I was pleased and surprised to find my winter sanctuary in the National Art Gallery in Ottawa. Now the art pieces are all very interesting and pretty but it was the courtyards in the centre of the building which were my prized discoveries. In particular, there was a water court and a green court, for want of better names.
I am a sucker for water. Someone once pointed out to me that almost 90 percent of my photographs had some body of water in it. The water court had slowly rippling water. The sound of it is as peaceful, soothing and stress draining as anything I know. People throw coins into it and that just makes it a bit different and interesting each visit. It could only have been better if they would let me wiggle my toes in the water but I believe such behavior is frowned upon. Anyway, I could lose myself for hours, listening to the flowing water, watching the ripples and the patterns of the water flowing across the glass.

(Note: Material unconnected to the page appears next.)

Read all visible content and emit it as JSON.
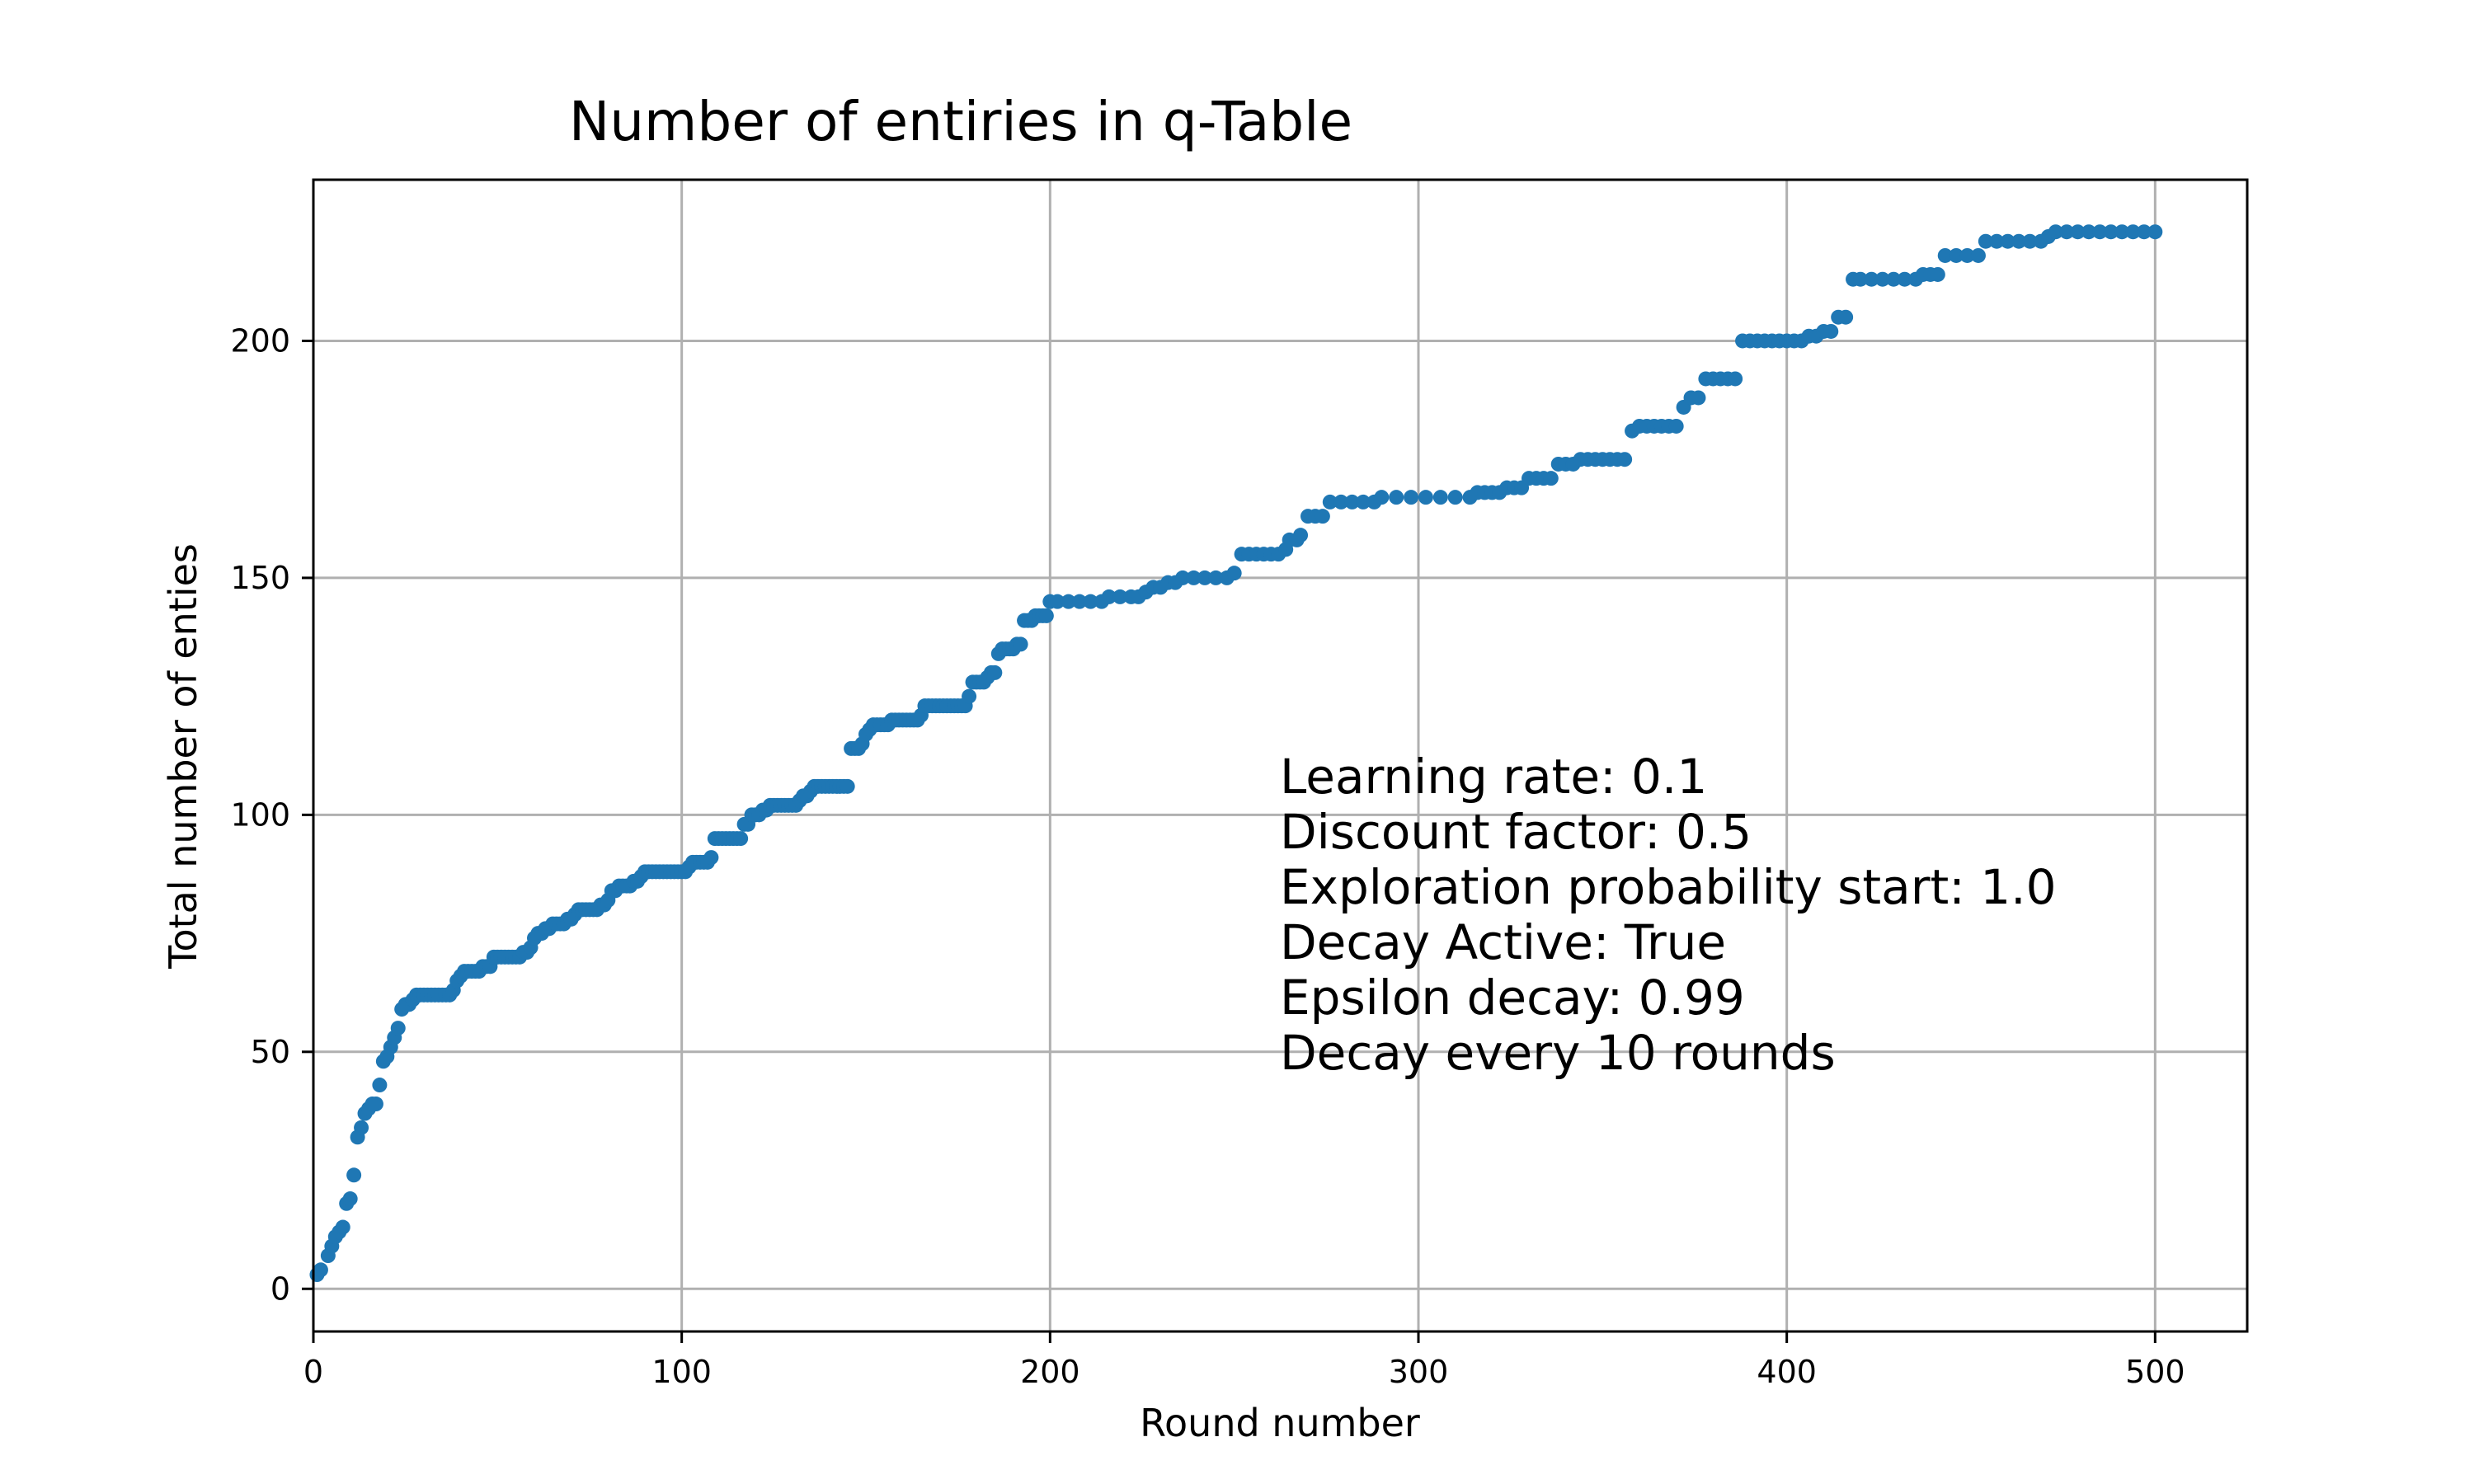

Then there was the “green” court which to me was like a meadow of wildflowers meeting the edge of a verdant, dark but friendly forest. Green is the most soothing color for the eyes and this place was green in abundance especially when compared to the grey skies outside. The green though was contrasted with the reds of the flowers which spoke of the promise of spring and eternal re-birth. It was peaceful, soothing and yet as primeaval as life itself.
If you ever get the chance to go to the National Art Gallery of Canada in Ottawa, by all means enjoy the fine art collection but save some time to visit these courts. I hope what I have tried to explain here will be self-evident to you and you will come away recharged and with new zest.